He also stated that mere holding of office as director is not sufficient for fastening

vicarious liability. The noticee contended that he does not have knowledge nor did

he connive on any matter relating to the alleged violation and therefore the

proceeding should be withdrawn against him.

- The noticee referred to the observations made by the Hon’ble Supreme Court in

the matter of National Small Industries Corporation Limited (dealing with criminal

liability) and contended that as he was never incharge of day to day affairs and did

not participate in the board meetings, cannot be held liable for violations.

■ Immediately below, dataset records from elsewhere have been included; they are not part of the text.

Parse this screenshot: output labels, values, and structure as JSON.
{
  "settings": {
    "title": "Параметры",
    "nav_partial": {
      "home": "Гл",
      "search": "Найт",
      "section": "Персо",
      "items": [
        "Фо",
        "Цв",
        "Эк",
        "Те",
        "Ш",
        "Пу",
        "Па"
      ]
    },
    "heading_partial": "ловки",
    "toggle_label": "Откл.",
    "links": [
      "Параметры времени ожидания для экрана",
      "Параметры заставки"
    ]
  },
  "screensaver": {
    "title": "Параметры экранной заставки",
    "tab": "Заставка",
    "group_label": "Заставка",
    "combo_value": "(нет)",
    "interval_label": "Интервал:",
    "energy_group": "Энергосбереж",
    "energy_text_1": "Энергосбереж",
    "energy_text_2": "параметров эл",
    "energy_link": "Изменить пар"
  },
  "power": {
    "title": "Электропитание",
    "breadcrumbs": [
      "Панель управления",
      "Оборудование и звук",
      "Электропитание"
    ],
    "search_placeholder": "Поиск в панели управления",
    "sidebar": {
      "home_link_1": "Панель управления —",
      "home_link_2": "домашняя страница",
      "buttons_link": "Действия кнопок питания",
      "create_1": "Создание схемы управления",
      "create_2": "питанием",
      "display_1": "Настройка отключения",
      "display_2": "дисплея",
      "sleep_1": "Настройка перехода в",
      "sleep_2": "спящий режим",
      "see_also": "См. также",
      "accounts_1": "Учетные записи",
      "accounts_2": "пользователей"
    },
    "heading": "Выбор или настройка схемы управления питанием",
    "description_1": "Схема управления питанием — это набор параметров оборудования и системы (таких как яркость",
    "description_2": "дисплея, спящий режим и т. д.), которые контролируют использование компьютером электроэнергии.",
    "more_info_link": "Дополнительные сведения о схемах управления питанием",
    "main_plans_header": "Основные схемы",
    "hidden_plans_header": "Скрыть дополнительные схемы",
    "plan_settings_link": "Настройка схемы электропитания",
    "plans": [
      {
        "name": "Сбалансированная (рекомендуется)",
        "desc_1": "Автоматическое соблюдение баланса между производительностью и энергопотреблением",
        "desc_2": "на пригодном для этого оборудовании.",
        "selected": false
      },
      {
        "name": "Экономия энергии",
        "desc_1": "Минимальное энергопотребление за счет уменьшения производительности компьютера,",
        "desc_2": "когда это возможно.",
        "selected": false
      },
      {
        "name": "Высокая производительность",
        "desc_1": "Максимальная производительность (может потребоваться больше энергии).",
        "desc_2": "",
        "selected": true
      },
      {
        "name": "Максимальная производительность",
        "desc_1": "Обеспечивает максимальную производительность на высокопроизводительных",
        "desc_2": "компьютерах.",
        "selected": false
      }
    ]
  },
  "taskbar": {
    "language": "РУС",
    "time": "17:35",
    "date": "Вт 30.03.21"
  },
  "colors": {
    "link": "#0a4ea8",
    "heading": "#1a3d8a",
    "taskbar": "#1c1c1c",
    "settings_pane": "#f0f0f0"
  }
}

i. He referred to SMS Pharmaceuticals Limited Vs. Nita Bhalla and stated that

for a person to be vicariously liable, there should be a strict satisfaction of the

conditions for fastening such liability.

ii. He submitted that SEBI did not ask his explanation on the matter before the

interim order was passed.

iii. There was no urgency as the complaint was received on 15.09.2014 and the

interim order was passed on 03.06.2015.

iv. He was not provided with the copies of the documents referred to in the

interim order and stated that principles of natural justice was not met.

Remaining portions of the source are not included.